Palantir Earnings Call: What We Know – It's a Joke
Palantir and AMD Earnings: Smoke and Mirrors, or Actual Progress?
Alright, earnings week is upon us again. Palantir, AMD, McDonald's...the usual suspects trotting out their numbers. And the analysts? Still drinking the Kool-Aid, apparently. "Strong Q," "positive checks," "renewed server activity"—give me a break. It's all corporate buzzword bingo. I mean, are we seriously supposed to believe everything these guys are shoveling?
Palantir: Still Overhyped, Even With a Billion-Dollar Quarter?
Palantir, first up. They finally hit a billion in revenue. Big deal. They're acting like they invented fire or something. And their "Rule of 40 score of 94?" Sounds impressive, right? But what does it actually mean? It's just a made-up metric to make growth + profitability sound sexier than it is.
Citigroup's Tyler Radke is already singing Palantir's praises, talking about "positive checks across Government and Commercial businesses." Ofcourse, he does. He's got a "buy" rating. I bet he does.
The real question is: Are they actually solving problems, or just selling snake oil to clueless government agencies and corporations? Are these "new partnerships" with Oracle and Snowflake actually generating real value, or are they just press releases designed to pump the stock price? And this AIPCon 8 thing? Did anyone even go? I bet the free coffee was terrible. I bet it was Folgers.
And another thing...all this hype about their US commercial engine growing 93% year over year? That sounds great on paper, but what's the baseline? If you start from zero, anything looks like growth.

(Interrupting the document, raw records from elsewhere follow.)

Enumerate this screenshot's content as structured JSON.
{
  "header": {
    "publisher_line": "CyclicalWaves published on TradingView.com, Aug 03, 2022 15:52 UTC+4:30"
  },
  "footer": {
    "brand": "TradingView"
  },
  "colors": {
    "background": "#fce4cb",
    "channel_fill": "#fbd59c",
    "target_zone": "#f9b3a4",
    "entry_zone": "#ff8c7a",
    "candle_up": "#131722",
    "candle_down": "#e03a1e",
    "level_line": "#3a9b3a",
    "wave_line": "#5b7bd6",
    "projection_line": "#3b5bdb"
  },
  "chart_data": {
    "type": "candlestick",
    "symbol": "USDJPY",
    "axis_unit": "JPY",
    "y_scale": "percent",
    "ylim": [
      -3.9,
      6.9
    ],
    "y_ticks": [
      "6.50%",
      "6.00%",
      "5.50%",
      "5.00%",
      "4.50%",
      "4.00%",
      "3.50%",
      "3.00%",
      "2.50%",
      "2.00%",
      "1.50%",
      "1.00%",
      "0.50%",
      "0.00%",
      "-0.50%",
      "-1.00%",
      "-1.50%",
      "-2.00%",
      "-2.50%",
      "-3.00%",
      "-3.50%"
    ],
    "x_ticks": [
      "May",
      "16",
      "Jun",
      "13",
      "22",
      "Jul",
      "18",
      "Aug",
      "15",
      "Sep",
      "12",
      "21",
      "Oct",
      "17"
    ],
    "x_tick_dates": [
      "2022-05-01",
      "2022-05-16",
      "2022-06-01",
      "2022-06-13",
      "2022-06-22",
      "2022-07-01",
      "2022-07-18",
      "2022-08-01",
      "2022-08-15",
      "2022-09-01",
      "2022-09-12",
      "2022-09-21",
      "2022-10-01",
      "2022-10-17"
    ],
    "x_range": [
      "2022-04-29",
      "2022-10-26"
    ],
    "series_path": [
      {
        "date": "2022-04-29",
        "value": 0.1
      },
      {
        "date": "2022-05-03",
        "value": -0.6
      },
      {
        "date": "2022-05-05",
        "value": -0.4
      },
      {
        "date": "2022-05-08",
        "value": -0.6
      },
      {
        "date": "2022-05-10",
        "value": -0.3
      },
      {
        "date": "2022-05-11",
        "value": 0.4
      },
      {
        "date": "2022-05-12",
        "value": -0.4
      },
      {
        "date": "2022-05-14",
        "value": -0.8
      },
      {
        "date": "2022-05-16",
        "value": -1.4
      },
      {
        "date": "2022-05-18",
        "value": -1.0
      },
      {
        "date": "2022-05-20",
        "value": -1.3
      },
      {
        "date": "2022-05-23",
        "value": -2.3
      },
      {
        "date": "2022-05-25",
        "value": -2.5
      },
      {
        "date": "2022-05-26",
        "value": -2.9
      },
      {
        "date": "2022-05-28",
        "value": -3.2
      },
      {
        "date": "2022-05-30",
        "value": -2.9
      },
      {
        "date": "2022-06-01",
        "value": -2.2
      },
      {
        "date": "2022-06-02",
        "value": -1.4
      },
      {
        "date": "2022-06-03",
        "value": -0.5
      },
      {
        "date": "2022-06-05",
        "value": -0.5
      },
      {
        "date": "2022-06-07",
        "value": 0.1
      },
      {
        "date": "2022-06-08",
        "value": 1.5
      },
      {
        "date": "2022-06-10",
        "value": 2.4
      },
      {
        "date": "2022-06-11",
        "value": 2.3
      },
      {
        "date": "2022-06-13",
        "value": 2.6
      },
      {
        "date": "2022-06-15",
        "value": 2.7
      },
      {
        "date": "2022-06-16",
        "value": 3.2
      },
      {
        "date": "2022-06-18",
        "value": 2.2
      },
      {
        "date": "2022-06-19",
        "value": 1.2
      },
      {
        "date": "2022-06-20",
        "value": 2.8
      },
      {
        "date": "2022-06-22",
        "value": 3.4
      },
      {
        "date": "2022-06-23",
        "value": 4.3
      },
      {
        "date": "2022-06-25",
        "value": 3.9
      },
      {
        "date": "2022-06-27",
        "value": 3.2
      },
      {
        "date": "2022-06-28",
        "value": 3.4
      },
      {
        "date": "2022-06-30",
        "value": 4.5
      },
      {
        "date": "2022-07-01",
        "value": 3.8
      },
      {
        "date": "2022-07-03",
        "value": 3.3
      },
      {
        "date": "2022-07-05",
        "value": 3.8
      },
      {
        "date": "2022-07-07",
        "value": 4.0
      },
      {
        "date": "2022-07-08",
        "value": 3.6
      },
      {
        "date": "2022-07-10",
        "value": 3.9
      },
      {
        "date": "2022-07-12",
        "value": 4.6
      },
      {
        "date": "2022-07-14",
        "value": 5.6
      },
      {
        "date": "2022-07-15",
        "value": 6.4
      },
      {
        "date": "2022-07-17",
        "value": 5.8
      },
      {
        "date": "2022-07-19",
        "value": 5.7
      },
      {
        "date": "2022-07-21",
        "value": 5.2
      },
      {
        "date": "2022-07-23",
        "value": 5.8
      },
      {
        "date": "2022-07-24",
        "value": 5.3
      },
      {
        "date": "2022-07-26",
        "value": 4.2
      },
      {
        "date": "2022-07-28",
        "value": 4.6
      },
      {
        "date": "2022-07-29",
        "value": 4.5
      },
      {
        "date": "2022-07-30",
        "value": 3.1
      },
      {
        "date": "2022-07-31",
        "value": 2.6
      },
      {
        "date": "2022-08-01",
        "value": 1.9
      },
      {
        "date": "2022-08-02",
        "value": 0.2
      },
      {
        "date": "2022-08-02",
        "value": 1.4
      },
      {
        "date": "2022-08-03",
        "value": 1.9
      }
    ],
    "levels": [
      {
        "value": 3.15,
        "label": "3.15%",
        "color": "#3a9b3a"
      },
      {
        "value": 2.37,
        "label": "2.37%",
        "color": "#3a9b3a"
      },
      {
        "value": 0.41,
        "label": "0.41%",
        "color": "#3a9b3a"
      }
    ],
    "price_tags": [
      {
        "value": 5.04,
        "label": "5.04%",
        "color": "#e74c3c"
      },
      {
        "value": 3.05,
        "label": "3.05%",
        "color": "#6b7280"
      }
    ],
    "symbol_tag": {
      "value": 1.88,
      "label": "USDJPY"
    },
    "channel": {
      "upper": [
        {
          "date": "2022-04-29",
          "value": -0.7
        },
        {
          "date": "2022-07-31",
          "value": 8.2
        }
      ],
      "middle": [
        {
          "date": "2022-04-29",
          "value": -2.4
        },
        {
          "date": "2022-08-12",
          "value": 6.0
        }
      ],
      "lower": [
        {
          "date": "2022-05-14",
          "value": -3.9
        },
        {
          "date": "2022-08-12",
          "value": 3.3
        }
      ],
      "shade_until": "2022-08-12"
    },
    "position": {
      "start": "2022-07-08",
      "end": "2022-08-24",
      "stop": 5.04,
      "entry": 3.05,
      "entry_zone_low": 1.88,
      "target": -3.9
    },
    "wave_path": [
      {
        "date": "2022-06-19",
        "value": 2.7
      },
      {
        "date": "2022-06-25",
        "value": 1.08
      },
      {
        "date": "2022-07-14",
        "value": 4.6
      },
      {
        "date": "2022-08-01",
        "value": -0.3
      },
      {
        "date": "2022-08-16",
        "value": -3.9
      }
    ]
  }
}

AMD: Can They Actually Compete With Nvidia?
Then there's AMD. Last quarter, they "reported weaker-than-expected earnings even as revenue exceeded expectations." How does that even work? It's like saying, "We won the race, but we still lost." Classic AMD.

UBS analyst Timothy Arcuri thinks AMD will have a "strong report...driven by both server and client CPU." Okay, Tim. Tell me something I don't know. He's even predicting data center GPU revenue of ~$1.7B. That's cute. Nvidia is probably clearing that in a week.
Look, I want AMD to succeed. I really do. But let's be real: they're playing catch-up in the AI game. They're trying to convince everyone that their traditional compute infrastructure is somehow relevant to AI processing. It's like trying to sell horse-drawn carriages in the age of self-driving cars. Good luck with that.
Also, AMD averages a 1.6% drop on earnings days. Not exactly confidence-inspiring, is it?
The Rest of the Pack: Noise and Nothin' Else
Pfizer's expected to report a 40% year-over-year earnings decline. Ouch. Uber's earnings are also expected to drop 40%. McDonald's is forecast to report a slight year-over-year earnings increase. Riveting. Robinhood's earnings are expected to have soared 214%. Okay, cool. More gambling app profits.
Honestly, who cares? It's all just numbers on a screen. The market's gonna do what it's gonna do. And we're all just along for the ride. What were we even talking about?
So, What's the Real Story?
It's all hype. All smoke and mirrors. These companies are masters of manipulating expectations and spinning narratives. They're selling dreams, not reality. And the analysts? They're just paid to play along. Don't buy into it.